What is phishing?
Phishing is a form of attack that depends on tricking or fooling a victim into doing what the attacker wants. The attack begins with the attacker sending a message to the victim. It is this technique of using a message as bait to lure the victim that gives the attack its name.
The attack is a success if the victim reacts to the message. For instance, the victim may click a link or open an attachment that triggers some kind of threat. Other examples, the victim could respond to the message and start communication with the attacker, or they could simply stay on the phone and speak with the caller.

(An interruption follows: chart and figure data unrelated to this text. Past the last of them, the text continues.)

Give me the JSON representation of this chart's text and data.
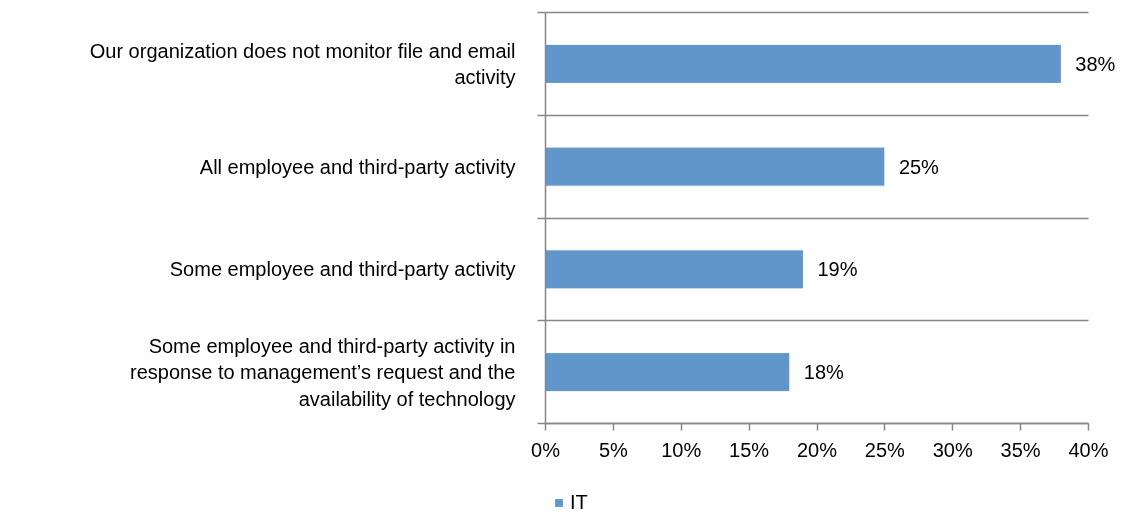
{
  "chart_data": {
    "type": "bar",
    "orientation": "horizontal",
    "categories": [
      "Our organization does not monitor file and email activity",
      "All employee and third-party activity",
      "Some employee and third-party activity",
      "Some employee and third-party activity in response to management’s request and the availability of technology"
    ],
    "series": [
      {
        "name": "IT",
        "color": "#6096c9",
        "values": [
          38,
          25,
          19,
          18
        ],
        "value_labels": [
          "38%",
          "25%",
          "19%",
          "18%"
        ]
      }
    ],
    "xlim": [
      0,
      40
    ],
    "xticks": [
      {
        "value": 0,
        "label": "0%"
      },
      {
        "value": 5,
        "label": "5%"
      },
      {
        "value": 10,
        "label": "10%"
      },
      {
        "value": 15,
        "label": "15%"
      },
      {
        "value": 20,
        "label": "20%"
      },
      {
        "value": 25,
        "label": "25%"
      },
      {
        "value": 30,
        "label": "30%"
      },
      {
        "value": 35,
        "label": "35%"
      },
      {
        "value": 40,
        "label": "40%"
      }
    ],
    "grid": "y",
    "legend": "bottom"
  }
}
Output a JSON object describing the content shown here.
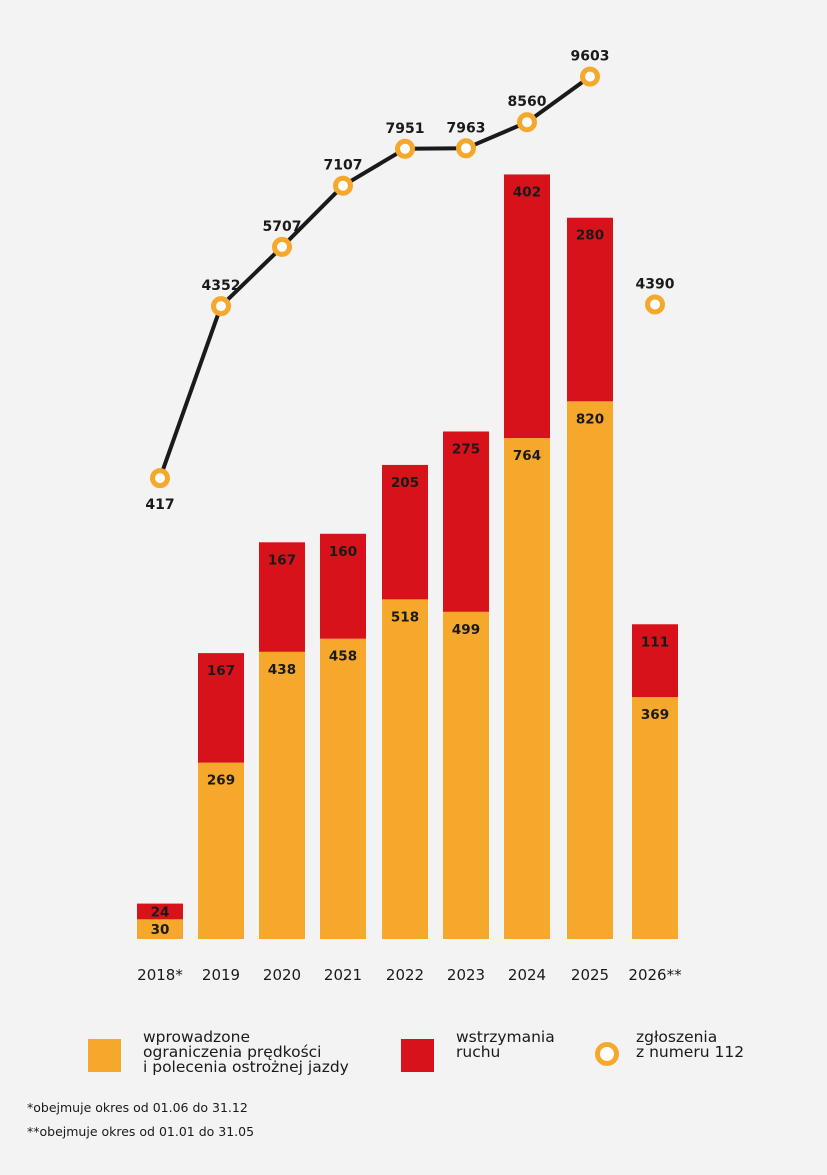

In the case of communication between attacker and victim, the attacker will attempt to manipulate the victim using social norms and expectations to convince them to do what they want. Some examples are when an attacker:
- Asks the victim to do a quick errand that they haven’t time to get to
- Calls on behalf of their horrible boss, relying on the victim to help so that the attacker doesn’t get in trouble
- Informs the victim about a (fake) issue with their account and offers to help fix it.
Types of phishing
The most common types of phishing are:
- Phishing refers to email messages
- Smishing refers to text messages (SMS) and takes advantage of the fact that it is difficult to validate messages and web links in text messages.
- Vishing is bait left on someone’s voicemail.
Spear phishing, which can happen via email, text or voicemail, is where the attacker researches their specific victim and crafts a personalized message just for them. The large wealth of information available on the Internet makes it possible for attackers to craft spear phishing messages for just about any victim. For example, an attacker will impersonate the victim’s boss to encourage the victim to respond.
Tech support scam, which typically starts with a phone call or a live chat message, is a scam where an attacker offers to help solve a problem with your account or computer by doing a remote support session with you. This gives the attacker access to your computer so that they can then access your bank or encrypt the computer with ransomware.
Why is phishing a problem for individuals and organizations?
- Prevalence: More than 90% of compromised accounts or hacks start with a phishing attack.
- Speed: More than 60% of victims of a phishing attack “bite” in the first hour, so it is difficult for organizations to react in time to stop the attack.
- Cost: Business email compromise cost organizations $4.1 billion USD in 2020 (up from $1.77 billion in 2019) along with recovery operations and reputational damage.
- Impact: Individuals suffer from phishing, both through workplace shame and cleanup effort, and personal repercussions like identity theft and credit rating damage.